La vie éternelle commence dès aujourd'hui.
Si elle ne se vit pas dès ici-bas, comment pourrait-elle se déployer au-delà ? Mais si, fidèles à la prière et à la charité fraternelle, la petite flamme de notre bonne volonté brille encore dans la nuit des épreuves, alors nous entrevoyons dès maintenant quelque traits du visage bien-aimé. Alors, après les ténèbres de la mort, «nous le verrons tel qu'il est ». (1Jn 3, 2)

Les fiancées folles n'ont pas su être prêtes. Elles ont laissé mourir en elles le désir de Dieu. La lampe de leur cœur ne donne plus la moindre fumée. Elles sont éteintes, mortes. Elles ont pris la liberté insensée de ne pas entrer à la noce. Et pour la rencontre décisive avec Dieu, personne ne peut aimer à leur place.

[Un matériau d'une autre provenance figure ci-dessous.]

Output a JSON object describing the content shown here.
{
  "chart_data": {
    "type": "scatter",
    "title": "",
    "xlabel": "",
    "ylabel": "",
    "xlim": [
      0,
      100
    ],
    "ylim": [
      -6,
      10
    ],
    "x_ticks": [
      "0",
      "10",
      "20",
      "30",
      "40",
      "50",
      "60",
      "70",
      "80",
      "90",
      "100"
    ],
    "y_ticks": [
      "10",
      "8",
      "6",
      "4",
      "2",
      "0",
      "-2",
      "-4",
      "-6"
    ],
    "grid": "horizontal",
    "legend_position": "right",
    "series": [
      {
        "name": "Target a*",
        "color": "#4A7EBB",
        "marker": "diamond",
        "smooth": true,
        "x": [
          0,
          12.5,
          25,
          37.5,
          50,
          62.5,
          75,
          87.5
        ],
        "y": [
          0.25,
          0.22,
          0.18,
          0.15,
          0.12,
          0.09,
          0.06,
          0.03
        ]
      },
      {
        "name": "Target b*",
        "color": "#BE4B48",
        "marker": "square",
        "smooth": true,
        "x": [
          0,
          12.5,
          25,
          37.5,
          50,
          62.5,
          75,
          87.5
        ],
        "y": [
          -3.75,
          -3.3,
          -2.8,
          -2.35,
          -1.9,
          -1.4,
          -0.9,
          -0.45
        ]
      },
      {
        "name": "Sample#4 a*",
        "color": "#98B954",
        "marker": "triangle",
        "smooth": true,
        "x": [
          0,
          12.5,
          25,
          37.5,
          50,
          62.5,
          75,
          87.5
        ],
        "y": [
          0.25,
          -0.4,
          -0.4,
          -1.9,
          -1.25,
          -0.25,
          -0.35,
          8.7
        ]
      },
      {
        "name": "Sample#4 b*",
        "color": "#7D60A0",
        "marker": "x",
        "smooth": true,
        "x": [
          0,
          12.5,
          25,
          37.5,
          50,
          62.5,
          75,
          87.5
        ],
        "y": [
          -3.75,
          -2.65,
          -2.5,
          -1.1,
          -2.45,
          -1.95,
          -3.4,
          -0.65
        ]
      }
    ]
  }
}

Ne ratons pas maintenant le rendez-vous de l'amour. N'oublions pas Dieu, notre fiancé. Il faut veiller dans l'espérance, le désir et la prière. « Jésus » dit Jeanne d'Arc en mourant. Et Thérèse d'Avila, cent ans plus tard, murmure en expirant : « Il est temps de nous voir, mon aimé, mon Seigneur ». C'est de l'avoir attendu toute une vie qui leur fait goûter l'ivresse de la rencontre définitive.